The 125' tall Condit Dam was installed across the White Salmon River in 1913, a 12-story high dam that prevented salmon from migrating back to their habitat and closed fisheries to the Yakama Nation for nearly 100 years. Yesterday part of the dam was removed by blasting.  Here's a beautiful video prepared by Stella and Emily Washines, with beadwork telling part of the story.

The Condit Dam is the second-tallest dam to be demolished in U.S. history, and it provided power for about 7,000 homes but the owner, PacificCorp elected to remove it rather than install expensive fish passage structures that would have been required for relicensing. The dam removal project will cost about $32 million when restoration of the valley is completed--and restoration will be needed as you'll see from the video below.

Prior to the blasting, work crews created an 18 foot wide, 13 foot tall tunnel in the base of the dam. A layer of silt about 50 feet high had accumulated in the lake, Northwestern Lake, behind the dam.

Here's a video of the actual event. Nothing happens for a minute (so you can keep reading this while you are waiting, but it's worth the wait!) Watch at the very base of the dam at about 1 minute 17 seconds into the film-- you can see a small atmospheric shock wave and steam cloud formed by the explosion that triggers a massively high-pressured jet. By breaching the dam at the bottom, sediment is removed from the base of the reservoir and yet the dam remains to be removed by heavy machinery at a later time.   It may be my imagination but at about 1'27" it looks like branches in front of the camera start moving because of wind generated by the atmospheric shock and the violent flow.  At about 2:15 there's a nice shot of the jet at the base of the dam with sediment coming out on the bottom and clear water on the top, a stratified flow.
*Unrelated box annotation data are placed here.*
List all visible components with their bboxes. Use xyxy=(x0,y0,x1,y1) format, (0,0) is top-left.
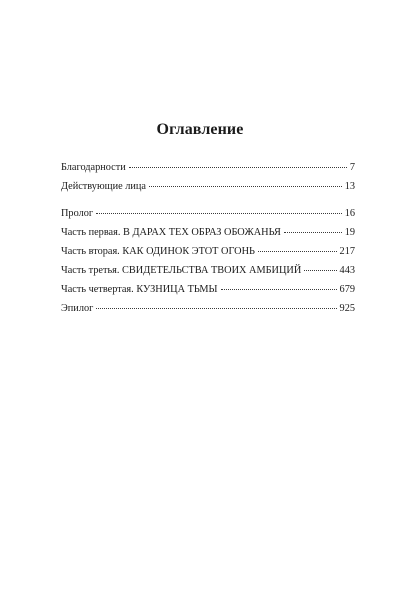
toc-entry xyxy=(61,227,355,246)
toc-entry-page: 217 xyxy=(339,246,355,257)
toc-entry-page: 7 xyxy=(349,162,355,173)
toc-entry xyxy=(61,303,355,322)
toc-entry xyxy=(61,284,355,303)
toc-entry-page: 443 xyxy=(339,265,355,276)
toc-dot-leader xyxy=(96,213,342,214)
toc-entry-label: Эпилог xyxy=(61,303,94,314)
toc-entry-label: Часть вторая. КАК ОДИНОК ЭТОТ ОГОНЬ xyxy=(61,246,255,257)
toc-dot-leader xyxy=(96,308,336,309)
toc-entry xyxy=(61,265,355,284)
toc-entry-label: Часть первая. В ДАРАХ ТЕХ ОБРАЗ ОБОЖАНЬЯ xyxy=(61,227,281,238)
toc-dot-leader xyxy=(284,232,342,233)
toc-entry xyxy=(61,162,355,181)
toc-entry-page: 925 xyxy=(339,303,355,314)
toc-entry-page: 19 xyxy=(344,227,355,238)
toc-entry-label: Благодарности xyxy=(61,162,126,173)
toc-dot-leader xyxy=(129,167,347,168)
toc-dot-leader xyxy=(221,289,337,290)
toc-entry xyxy=(61,246,355,265)
toc-dot-leader xyxy=(149,186,342,187)
toc-entry xyxy=(61,181,355,200)
toc-entry-label: Пролог xyxy=(61,208,94,219)
toc-entry-page: 13 xyxy=(344,181,355,192)
toc-entry-page: 16 xyxy=(344,208,355,219)
toc-front-matter xyxy=(61,162,355,200)
toc-entry-label: Часть четвертая. КУЗНИЦА ТЬМЫ xyxy=(61,284,218,295)
toc-entry xyxy=(61,208,355,227)
toc-dot-leader xyxy=(258,251,337,252)
page-title: Оглавление xyxy=(156,121,244,138)
toc-dot-leader xyxy=(304,270,336,271)
toc-main-contents xyxy=(61,208,355,322)
toc-entry-label: Действующие лица xyxy=(61,181,146,192)
toc-entry-label: Часть третья. СВИДЕТЕЛЬСТВА ТВОИХ АМБИЦИЙ xyxy=(61,265,302,276)
toc-entry-page: 679 xyxy=(339,284,355,295)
(There are 3.3 miles of the white Salmon below the dam---No need to feel sorry for any luckless salmon that happened to be trying to return to spawn on this day....Fisheries biologists captured and relocated 679 tule chinook from below the dam to protect their spawning nests from the sediment removed from the reservoir. )

Removal of the dam will open 33 miles of habitat for steelhead after the restoration, and restore the White Salmon River for white-water rafting. Other dams in the process of removal and restoration are the 210-foot Glines Canyon Dam and the 108 foot Elwha Dam, both on the Olympic Peninsula.